X.________ a été engagé par la commune Z.________ en qualité de responsable de l’entité A.________ depuis le 1er septembre 2014. Il a été nommé à titre provisoire à ce poste le 26 juin 2015 avec effet au 1er juillet suivant. Sa nomination a été confirmée par décision du 20 juin 2016. Il avait déjà travaillé au sein de cette collectivité publique en tant qu’apprenti (octobre 2001 à juillet 2002) puis comme employé d’administration et secrétaire (août 2002 à juillet 2007).
Le 10 février 2023, l’intéressé a été entendu par le chef du service de l’action sociale ainsi que par une représentante du service des ressources humaines. À cette occasion, il a admis avoir timbré à deux reprises (le 3 et le 10 février 2023) le matin tôt sans badger sa sortie en partant à ses séances de sport. Il a alors déclaré se rendre compte que « ça a été stupide ». Lors de cette séance, il a également été questionné sur les 25 heures supplémentaires inscrites entre le 9 et le 31 janvier 2023. À cet égard, il a indiqué vivre une situation compliquée sur le plan privé, ce qui l’avait poussé à passer beaucoup de temps au travail.
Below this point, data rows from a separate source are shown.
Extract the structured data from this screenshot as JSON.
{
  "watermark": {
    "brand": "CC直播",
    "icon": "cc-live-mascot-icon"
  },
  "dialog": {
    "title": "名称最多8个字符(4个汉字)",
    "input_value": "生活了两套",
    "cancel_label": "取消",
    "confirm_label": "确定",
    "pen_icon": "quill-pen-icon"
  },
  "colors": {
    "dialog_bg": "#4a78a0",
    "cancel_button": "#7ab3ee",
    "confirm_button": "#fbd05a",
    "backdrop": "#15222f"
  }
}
Par décision du 2 mars 2023, se fondant sur les manquements précités, le Conseil communal de Z.________ (ci-après : le conseil communal) a prononcé son licenciement avec effet immédiat, et a retiré l’effet suspensif à un éventuel recours contre ce prononcé.
X.________ interjette recours devant le Cour de droit public du Tribunal cantonal contre cette décision,
Selon l’article 10 du statut du personnel communal, du 25 octobre 2021, (ci-après : le statut), les rapports de service prennent fin par : le décès (let. a), la suppression de poste, sous réserve d’une mutation (let. b), la retraite (let. c), l’invalidité (let. d), la fin conventionnelle des rapports de travail (let. e), la démission (let. f), le licenciement ordinaire (let. g) et le licenciement extraordinaire (let. h). Aux termes de l’article 17 du statut, le conseil communal peut, en cas de violation grave des devoirs de service, après avoir entendu la personne, prononcer son licenciement avec effet immédiat sans avertissement préalable.
La jurisprudence du Tribunal fédéral considère qu’une tricherie intentionnelle sur le timbrage constitue en principe un manquement grave au devoir de fidélité envers l’employeur. Le point de savoir si un tel comportement justifie une résiliation immédiate des rapports de travail dépend de l’ensemble des circonstances, en particulier du caractère répété du manquement, de la durée des rapports de travail et du fait qu’il devait être connu du salarié qu’une fraude ou une manipulation dans ce domaine n’était pas tolérée (arrêts du TF du 01.03.2018 [8C_301/2017] cons. 4.3.3 et du 12.12.2017 [8C_800/2016] cons. 3.6.2).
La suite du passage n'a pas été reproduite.